それから予備ライターに煙草が四箱とスキットルに入ったウイスキー。

依頼の前にスーパーで買った菓子パンと板チョコが5枚とペットボトルの水。あとは常備薬だとか細々したものだ。

煙草はカートンで買ったときの残りを全部持ってきていた。コンビニに行く暇もないかもしれないからな。

スキットルに入ったウイスキーはほら、あれだ。男の浪漫というほかない。かっこいいだろ?


取りに行かなくちゃあいけないんだが、暗くて前がよく見えない。

いや、スマホのライトで照らせばいいか。


結構遠くに投げてしまったみたいだな……


それにしても一体ここはどこなんだ?


ライトの光で照らされた植物は日本では見たことがないようなものばかりだ。

ラフレシア?のようなどこか異国のもののような大きさと形をしている。


それにさっきから動物のうめき声が聞こえてくるときがある。

もしかして俺、危ない状況なんじゃないか?

急いで取りに行こう。

……それにしてもなんだか身体が軽いような気がする





何事もなくビジネスバッグのもとにたどり着いた。

「おっ、あったあった」

一人暮らしが長くなると独りごとが増えてしまってしょうがない。物思いにふける癖もついてしまった。

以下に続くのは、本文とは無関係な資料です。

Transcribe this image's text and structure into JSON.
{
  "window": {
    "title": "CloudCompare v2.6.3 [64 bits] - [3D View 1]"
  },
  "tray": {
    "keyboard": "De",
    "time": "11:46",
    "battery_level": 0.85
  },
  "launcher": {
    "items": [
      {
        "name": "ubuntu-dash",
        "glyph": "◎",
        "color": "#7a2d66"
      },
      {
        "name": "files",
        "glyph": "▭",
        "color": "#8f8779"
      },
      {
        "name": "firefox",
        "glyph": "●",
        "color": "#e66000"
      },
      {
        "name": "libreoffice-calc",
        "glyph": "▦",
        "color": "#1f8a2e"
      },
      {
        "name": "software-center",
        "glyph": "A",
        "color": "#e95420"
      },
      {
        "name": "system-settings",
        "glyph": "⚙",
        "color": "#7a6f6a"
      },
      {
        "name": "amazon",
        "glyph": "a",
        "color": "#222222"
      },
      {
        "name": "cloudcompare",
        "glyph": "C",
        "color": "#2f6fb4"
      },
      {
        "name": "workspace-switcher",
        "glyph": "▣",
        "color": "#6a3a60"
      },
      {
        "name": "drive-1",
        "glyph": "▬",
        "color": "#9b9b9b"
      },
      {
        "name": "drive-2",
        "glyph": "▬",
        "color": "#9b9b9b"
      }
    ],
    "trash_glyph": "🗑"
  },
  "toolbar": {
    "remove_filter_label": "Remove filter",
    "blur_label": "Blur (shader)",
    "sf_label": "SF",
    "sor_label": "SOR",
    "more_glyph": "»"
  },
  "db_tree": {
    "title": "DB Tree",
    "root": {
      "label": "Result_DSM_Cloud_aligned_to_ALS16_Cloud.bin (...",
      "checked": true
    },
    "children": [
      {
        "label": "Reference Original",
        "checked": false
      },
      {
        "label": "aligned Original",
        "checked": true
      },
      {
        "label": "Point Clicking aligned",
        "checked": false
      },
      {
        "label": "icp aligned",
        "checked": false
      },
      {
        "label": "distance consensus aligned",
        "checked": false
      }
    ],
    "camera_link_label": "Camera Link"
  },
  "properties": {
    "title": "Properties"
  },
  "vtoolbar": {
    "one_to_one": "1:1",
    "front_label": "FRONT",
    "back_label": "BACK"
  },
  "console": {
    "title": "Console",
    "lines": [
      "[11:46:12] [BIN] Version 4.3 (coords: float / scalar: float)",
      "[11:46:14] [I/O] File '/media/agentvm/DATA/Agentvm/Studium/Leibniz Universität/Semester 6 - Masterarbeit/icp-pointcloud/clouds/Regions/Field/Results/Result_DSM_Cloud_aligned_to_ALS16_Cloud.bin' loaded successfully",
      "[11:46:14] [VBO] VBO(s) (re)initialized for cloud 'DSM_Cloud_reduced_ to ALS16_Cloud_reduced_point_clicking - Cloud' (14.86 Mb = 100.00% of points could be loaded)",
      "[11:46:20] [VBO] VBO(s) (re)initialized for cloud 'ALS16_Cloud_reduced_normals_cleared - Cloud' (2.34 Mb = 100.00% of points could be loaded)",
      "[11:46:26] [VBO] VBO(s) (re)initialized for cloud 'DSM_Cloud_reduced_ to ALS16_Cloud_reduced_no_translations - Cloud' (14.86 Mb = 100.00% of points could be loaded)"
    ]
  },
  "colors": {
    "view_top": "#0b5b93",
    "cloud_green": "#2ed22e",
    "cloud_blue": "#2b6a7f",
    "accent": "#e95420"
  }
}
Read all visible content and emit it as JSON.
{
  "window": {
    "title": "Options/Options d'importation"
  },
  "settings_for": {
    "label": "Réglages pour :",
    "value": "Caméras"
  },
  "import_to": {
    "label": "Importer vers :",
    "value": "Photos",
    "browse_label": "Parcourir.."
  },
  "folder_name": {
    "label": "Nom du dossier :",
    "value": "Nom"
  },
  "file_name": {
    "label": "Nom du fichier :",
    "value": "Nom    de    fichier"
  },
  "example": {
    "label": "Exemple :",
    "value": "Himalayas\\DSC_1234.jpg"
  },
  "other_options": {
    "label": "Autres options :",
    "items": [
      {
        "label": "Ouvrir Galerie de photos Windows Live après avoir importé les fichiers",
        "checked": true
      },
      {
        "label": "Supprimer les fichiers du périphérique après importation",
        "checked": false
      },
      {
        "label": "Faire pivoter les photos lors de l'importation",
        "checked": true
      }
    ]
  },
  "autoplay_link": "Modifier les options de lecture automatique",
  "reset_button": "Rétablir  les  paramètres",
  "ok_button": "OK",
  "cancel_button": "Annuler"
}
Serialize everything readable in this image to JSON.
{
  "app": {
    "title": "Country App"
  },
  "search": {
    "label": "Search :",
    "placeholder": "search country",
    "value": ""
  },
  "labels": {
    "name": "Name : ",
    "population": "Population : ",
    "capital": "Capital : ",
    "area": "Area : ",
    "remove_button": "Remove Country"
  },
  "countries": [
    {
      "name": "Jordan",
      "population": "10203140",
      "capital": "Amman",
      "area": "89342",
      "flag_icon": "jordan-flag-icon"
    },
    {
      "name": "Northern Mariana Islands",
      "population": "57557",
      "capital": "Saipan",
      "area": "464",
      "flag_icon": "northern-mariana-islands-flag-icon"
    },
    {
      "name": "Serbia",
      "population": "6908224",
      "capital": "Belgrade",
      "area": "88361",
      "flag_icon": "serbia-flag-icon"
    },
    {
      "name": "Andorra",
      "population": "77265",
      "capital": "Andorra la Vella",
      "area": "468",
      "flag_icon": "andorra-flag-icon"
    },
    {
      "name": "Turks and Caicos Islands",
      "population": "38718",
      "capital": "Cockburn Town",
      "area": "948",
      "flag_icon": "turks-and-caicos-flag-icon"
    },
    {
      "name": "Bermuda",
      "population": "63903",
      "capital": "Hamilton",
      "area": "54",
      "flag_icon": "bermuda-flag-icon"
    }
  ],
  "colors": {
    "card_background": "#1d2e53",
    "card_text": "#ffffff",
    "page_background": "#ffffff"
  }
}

バッグについた汚れを掃って中身を確認する。どうやら全部無事みたいだ。

ひとまずこの森から抜け出すとしよう。

とはいってもどっちに出ればいいのかわからないな。まあとりあえず歩き出すしかないか。

スタンガンを片手に用心しながら進む。

追手がくるような気配はないしもしかしたら俺は島流しかなにかか?

ここは異国かもしれないな。言葉が通じなかったらどうしよう。


しばらく歩いていると何か倒れているのが見えた。

あれは一体……?


少女が横たわっているようだ。

怪しい実験の実験体にでもなったのかな?

そして俺もその実験体の一人ということなのか??たまったもんじゃない。


近寄っても大丈夫なものだろうか……

ええい!


意を決して俺は少女のもとへ駆け寄る。


「おい!大丈夫か!」


少女は一応息をしているみたいだがとても苦しそうにしている。

髪の毛は白で肩までのミディアム。白い服を着て肌も真っ白。なんというか、雪の妖精みたいだな……

いや、そんなことを考えてる場合じゃない。


『助けて……』


!?

テレパシーか!?超能力の実験でもしていたのか?実在していたとは……

助けるとはいってもどうしたものかな

外傷はないみたいだし、水でも飲ませるか?やつれてるし飢餓寸前とか?俺と同じ遭難者か?


「ほら、これを飲め」


水を取り出して少女の口元に流し込む。


「それから、もし腹がすいているのなら……」


そう言って菓子パンを取り出して彼女に渡すと一瞬困惑した顔をしたが、すぐに食べ始めた。

丸々食べつくしたわりに一向に様子がよくならない。

常備薬の中に痛み止めがあったので飲ませてしまおう。


「よくなったか?一体何があった」


『ここにいて……』


薬を飲ませてしばらくすると落ち着いたのか、気絶したのか分からないがそれっきり反応がなくなった。


こんな森の中で朝を待つことになるとは災難だな……


その辺の木を集めて火事にならないよう気を付けながら焚火をして待つことにした。

生木が混じっているから煙が多い。

寒いな……そういえばこの女、病人が着るような服しか着てないじゃないか。

……仕方ない。俺の愛用モッズコートを羽織らせておくか。


別にこんな色気のないガキに下心なんかない。森から出るためにしょうがなく助けるだけだ。

俺は女の色香に惑わされたりはしないぜ。


そんなことを思いながらウイスキーを一口。

煙草に火をつけて一服。疲労感に耐えながらぱちぱちと音を立てる焚火を眺めていると意識が薄れていった。